"Eh, tonggoni gah, kitane masih ning toilet," temen saya nyeletuk dari kamar mandi
"Iye sih, tak tonggoni ning kene keh. Tenang bae, sembari siap-siap kite nonggoni," jawab teman yang lain. Kami sekamar berempat.
Tak lama, kami sudah siap untuk berangkat ke Masjid. Biasanya sebelum meninggalkan kamar, cek kunci kamar dulu, takut tertinggal. Kemudian kami mulai turun dengan lift. Ada tangga sih. Tapi terbayang dengan lantainya yang banyak, sudah terasa 'lekloknya' kaki.
Singkat cerita, baru di jalannya saja, orang yang menuju masjid untuk pelaksanaan salat jumatan, sudah penuh padat merayap. Tapi ingat pikiran kita harus positif. Agar apa yang kita dapat karena pikiran positif kita, insyaAllah dapat yang terbaik.
Teman kami menyarankan agar kami lewat jembatan layang yang lurus dari jalan yang biasa kami lewati. Kalau masuk Masjid pengen di bagian depan Ka'bah, harus belok ke arah kiri kemudian melewati jalur yang dijaga oleh laskar berseragam. Tapi mengingat penuhnya Jemaah, kami memutuskan untuk lurus jalan jembatan layang. Artinya jalan yang kami ambil adalah jalan yang ada di atasnya jalan menuju ruang di mana letaknya Ka'bah.

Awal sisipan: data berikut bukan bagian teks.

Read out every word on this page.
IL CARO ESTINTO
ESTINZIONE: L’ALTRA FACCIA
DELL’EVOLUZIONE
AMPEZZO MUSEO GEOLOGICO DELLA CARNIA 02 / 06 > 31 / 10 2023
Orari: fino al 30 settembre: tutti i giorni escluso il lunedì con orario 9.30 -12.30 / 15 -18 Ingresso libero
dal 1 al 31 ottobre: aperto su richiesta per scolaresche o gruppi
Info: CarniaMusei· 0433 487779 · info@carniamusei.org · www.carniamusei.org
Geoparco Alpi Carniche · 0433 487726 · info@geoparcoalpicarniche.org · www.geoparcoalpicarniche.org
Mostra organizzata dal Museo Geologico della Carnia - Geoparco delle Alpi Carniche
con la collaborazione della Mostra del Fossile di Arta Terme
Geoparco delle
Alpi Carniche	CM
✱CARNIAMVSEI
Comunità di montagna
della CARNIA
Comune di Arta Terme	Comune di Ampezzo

Dan benar saja, padatnya Jemaah membuat penjaga ada di mana-mana. Sampai di tempat membuka sepatu, kami disuruhnya belok ke kiri. Kami sebagai Jemaah yang memang mencari tempat, ikut perintahnya. Tapi sudah berjalan jauh di Lorong lantai 3 tempatnya orang thawaf pengguna kursi roda, belum juga mendapat tempat. Akhirnya ada ruang masjid yang sudah penuh isinya laki-laki. Kami dan Jemaah yang lainnya terutama perempuan terus digiring oleh laskar untuk mengikuti petunjuk arah bahwa perempuan itu tempatnya bukan di tempat itu, tapi masih terus ke sebelah kanan lagi sesuai penyekat kayu dengan ukiran dan sebagiannya semacam pagar besi yang bisa dilipat menyerupai rolling door tapi pendek sepinggang.
Setelah jalan jauh, belum juga dapat tempat. Dan laskar yang mengawal sudah berganti bukan yang laki-laki tadi, tapi ini perempuan. Kami terus digiring agar dapat menempati tempat yang memang diperuntukkan bagi Jemaah perempuan.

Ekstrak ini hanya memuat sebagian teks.